4. The defect detection device according to claim 3, wherein

the second processing circuitry collects the test time-series data while associating the test time-series data with either set parameter data of the monitor target device or environment data concerning the monitor target device, and

the related sample segment is generated from the training segment associated with either the same set parameter data as that associated with the test time-series data or the same environment data as that associated with the test time-series data.

5. A defect detection device for detecting whether or not a monitor target device which is a target to be monitored is defective, the defect detection device comprising:

second processing circuitry

to collect test time-series data acquired by a sensor mounted on the monitor target device or disposed at in the vicinity of the monitor target device;

to generate a test segment from the test time-series data, the test segment being partial time-series data showing an operation state containing both a rise from a first value to a second value and a fall from the second value to the first value in a waveform represented by the test time-series data, to refer to a related sample segment from the one or more sample segments generated by the learning device according to claim 2, and to calculate a degree of normality showing the degree to which the generated test segment is contained in the normal region of the sample segment which is referred to; and

to determine whether or not the monitor target device is defective on a basis of the calculated degree of normality.

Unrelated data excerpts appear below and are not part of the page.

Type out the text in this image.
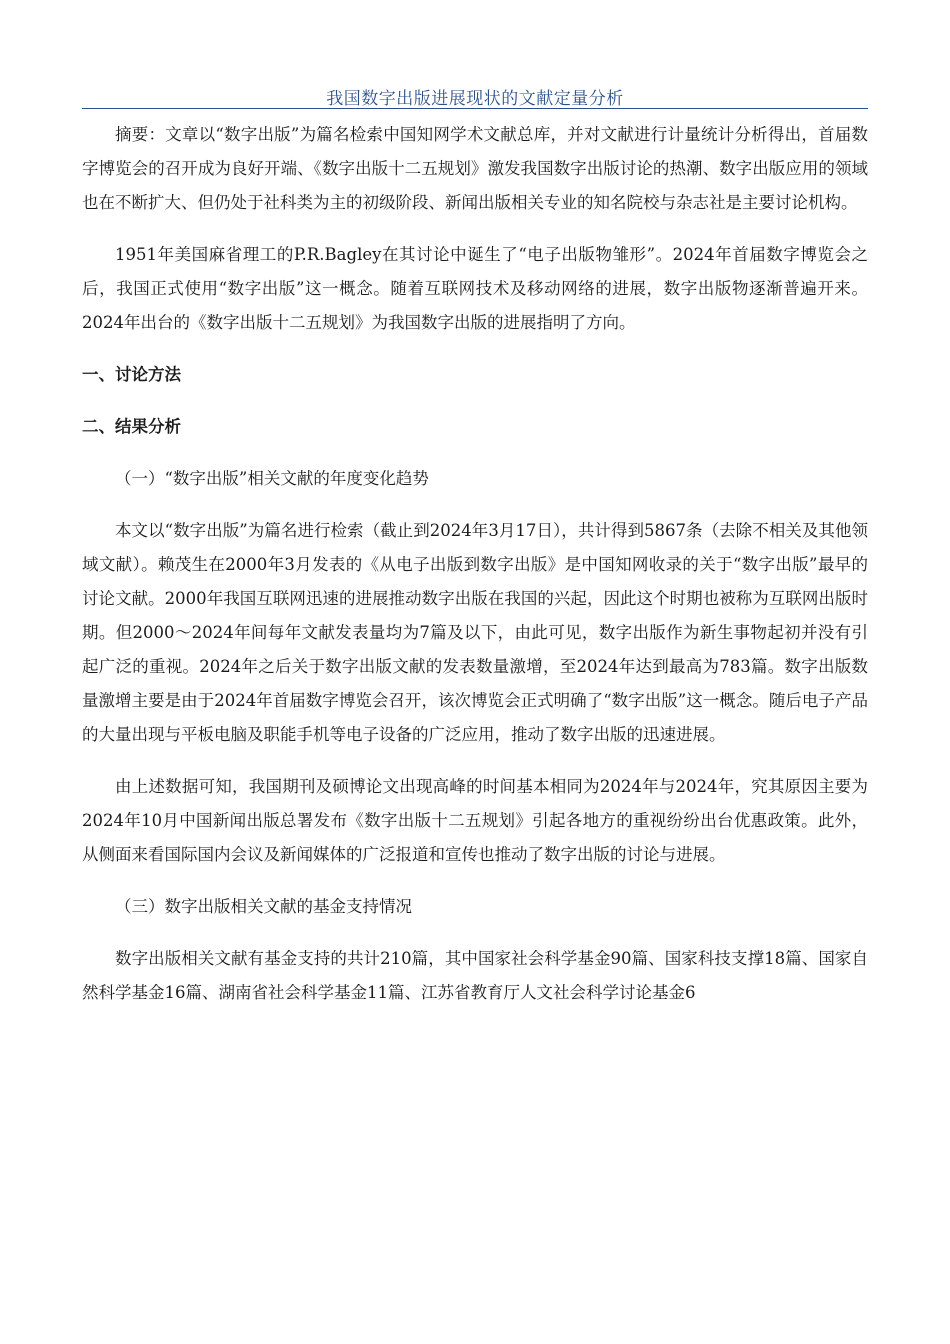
我国数字出版进展现状的文献定量分析

摘要：文章以“数字出版”为篇名检索中国知网学术文献总库，并对文献进行计量统计分析得出，首届数字博览会的召开成为良好开端、《数字出版十二五规划》激发我国数字出版讨论的热潮、数字出版应用的领域也在不断扩大、但仍处于社科类为主的初级阶段、新闻出版相关专业的知名院校与杂志社是主要讨论机构。

1951年美国麻省理工的P.R.Bagley在其讨论中诞生了“电子出版物雏形”。2024年首届数字博览会之后，我国正式使用“数字出版”这一概念。随着互联网技术及移动网络的进展，数字出版物逐渐普遍开来。2024年出台的《数字出版十二五规划》为我国数字出版的进展指明了方向。

一、讨论方法

二、结果分析

（一）“数字出版”相关文献的年度变化趋势

本文以“数字出版”为篇名进行检索（截止到2024年3月17日），共计得到5867条（去除不相关及其他领域文献）。赖茂生在2000年3月发表的《从电子出版到数字出版》是中国知网收录的关于“数字出版”最早的讨论文献。2000年我国互联网迅速的进展推动数字出版在我国的兴起，因此这个时期也被称为互联网出版时期。但2000～2024年间每年文献发表量均为7篇及以下，由此可见，数字出版作为新生事物起初并没有引起广泛的重视。2024年之后关于数字出版文献的发表数量激增，至2024年达到最高为783篇。数字出版数量激增主要是由于2024年首届数字博览会召开，该次博览会正式明确了“数字出版”这一概念。随后电子产品的大量出现与平板电脑及职能手机等电子设备的广泛应用，推动了数字出版的迅速进展。

由上述数据可知，我国期刊及硕博论文出现高峰的时间基本相同为2024年与2024年，究其原因主要为2024年10月中国新闻出版总署发布《数字出版十二五规划》引起各地方的重视纷纷出台优惠政策。此外，从侧面来看国际国内会议及新闻媒体的广泛报道和宣传也推动了数字出版的讨论与进展。

（三）数字出版相关文献的基金支持情况

数字出版相关文献有基金支持的共计210篇，其中国家社会科学基金90篇、国家科技支撑18篇、国家自然科学基金16篇、湖南省社会科学基金11篇、江苏省教育厅人文社会科学讨论基金6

6. The defect detection device according to claim 5, wherein

the second processing circuitry collects the test time-series data while associating the test time-series data with either set parameter data of the monitor target device or environment data concerning the monitor target device, and

the related sample segment is generated from the training segment associated with either the same set parameter data as that associated with the test time-series data or the same environment data as that associated with the test time-series data.

7. A defect detection method comprising:

collecting both training time-series data acquired by a sensor mounted on a target device same with or similar to a monitor target device or disposed at in the vicinity of the target device, and either set parameter data of the target device or environment data concerning the target device, while associating the training time-series data with the set parameter data or the environment data;

dividing the training time-series data into training segments which are pieces of partial time-series data showing an operation state containing both a rise from a first value to a second value and a fall from the second value to the first value in a waveform represented by the training time-series data, to generate a segment set containing the training segments;

classifying the training segments contained in the generated segment set into at least one similar segment set by grouping similar training segments, using either the set parameter data or the environment data;

generating a sample segment showing a normal region of the operation of the target device from the training segments contained in the at least one similar segment set;

collecting test time-series data acquired by a sensor mounted on the monitor target device or disposed at in the vicinity of the monitor target device;

generating a test segment from the test time-series data, the test segment being partial time-series data showing the operation state, and calculating a degree of normality of the test segment by referring to the generated sample segment; and

determining whether or not the monitor target device is defective on a basis of the calculated degree of normality.